Oração para a Festa Comunitária de 2022
Neemias 8, 1- 12
Era um dia de festa em Jerusalém, por volta de meados do século V a.C., quando o povo "como um só homem" se reuniu na praça em frente à Porta da Água que conduz ao Templo. O Livro da Lei de Moisés, ou seja, a Palavra de Deus, voltou ao povo, em frente da assembleia "de homens e mulheres e de todos os que podiam ouvir". Uma grande festa, para todos, cheia de gratidão porque o Livro, nunca perdido, voltou à presença de todo o povo. O tempo do exílio e a relativa dispersão em que a assembleia não se reuniu tinha passado. A Palavra existia mas não era para todos, não era lida e comentada na assembleia. Já não estavam habituados a ouvi-la juntos como um povo. Esse dia foi um dia de gratidão e espanto. O povo estava finalmente reunido. A Palavra faz a unidade do povo. E dessa unidade emergiu uma resposta comum: amém, amém. É a aclamação do povo que diz: é verdade!

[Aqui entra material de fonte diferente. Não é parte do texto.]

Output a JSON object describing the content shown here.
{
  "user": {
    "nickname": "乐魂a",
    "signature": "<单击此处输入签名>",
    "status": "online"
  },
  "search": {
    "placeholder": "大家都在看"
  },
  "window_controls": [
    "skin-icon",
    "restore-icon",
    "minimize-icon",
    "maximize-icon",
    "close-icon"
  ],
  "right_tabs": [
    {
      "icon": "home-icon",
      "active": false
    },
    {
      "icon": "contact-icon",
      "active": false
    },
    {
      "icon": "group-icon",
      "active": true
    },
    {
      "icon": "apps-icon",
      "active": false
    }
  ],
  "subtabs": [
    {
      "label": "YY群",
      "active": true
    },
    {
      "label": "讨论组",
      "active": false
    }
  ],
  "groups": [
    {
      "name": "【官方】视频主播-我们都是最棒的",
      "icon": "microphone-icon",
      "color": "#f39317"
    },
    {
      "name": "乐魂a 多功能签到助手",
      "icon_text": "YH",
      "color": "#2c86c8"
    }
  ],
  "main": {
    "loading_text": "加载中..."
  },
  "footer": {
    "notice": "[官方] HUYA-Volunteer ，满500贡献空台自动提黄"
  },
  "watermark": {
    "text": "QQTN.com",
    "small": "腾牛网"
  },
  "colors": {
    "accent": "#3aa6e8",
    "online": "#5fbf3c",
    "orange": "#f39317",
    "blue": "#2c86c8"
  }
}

Reconhecem assim essa Palavra como a verdade para as suas vidas.
É hoje uma festa em Santa Maria in Trastevere e em todas as nossas comunidades, ao celebrarmos o aniversário do seu nascimento a 7 de Fevereiro de 1968. Num dia de Inverno, uma pequena comunidade reuniu-se com o Andrea para escutar a Palavra do Senhor e a sua explicação: a palavra pedia para passar da solidão à amizade. E nesta amizade tinham de existir os pobres. Essa palavra tocou o coração, ou como disseram os discípulos de Emaús, fez arder os seus corações. Pela graça do Espírito Santo essa palavra já era para todos nós, não se deteve dentro dos limites de uma pequena comunidade, uma pequena realidade. "Nem tudo estava claro no início... mas tudo estava na Palavra do Senhor" - escreveu Andrea sobre os inícios da Comunidade, mas acrescentou: "Sant'Egidio é mais Sant'Egidio hoje do que ontem... a Comunidade está um pouco mais enraizada na história e um pouco mais imersa na Palavra de Deus". Sim, porque a Palavra foi além das fronteiras e tocou o coração de um grande povo composto por pessoas tão diferentes em idade, origem, descendência, cultura e tradição. Essa palavra tornou tantos, diversos e dispersos, num só povo reunido "como um só homem", como em Jerusalém.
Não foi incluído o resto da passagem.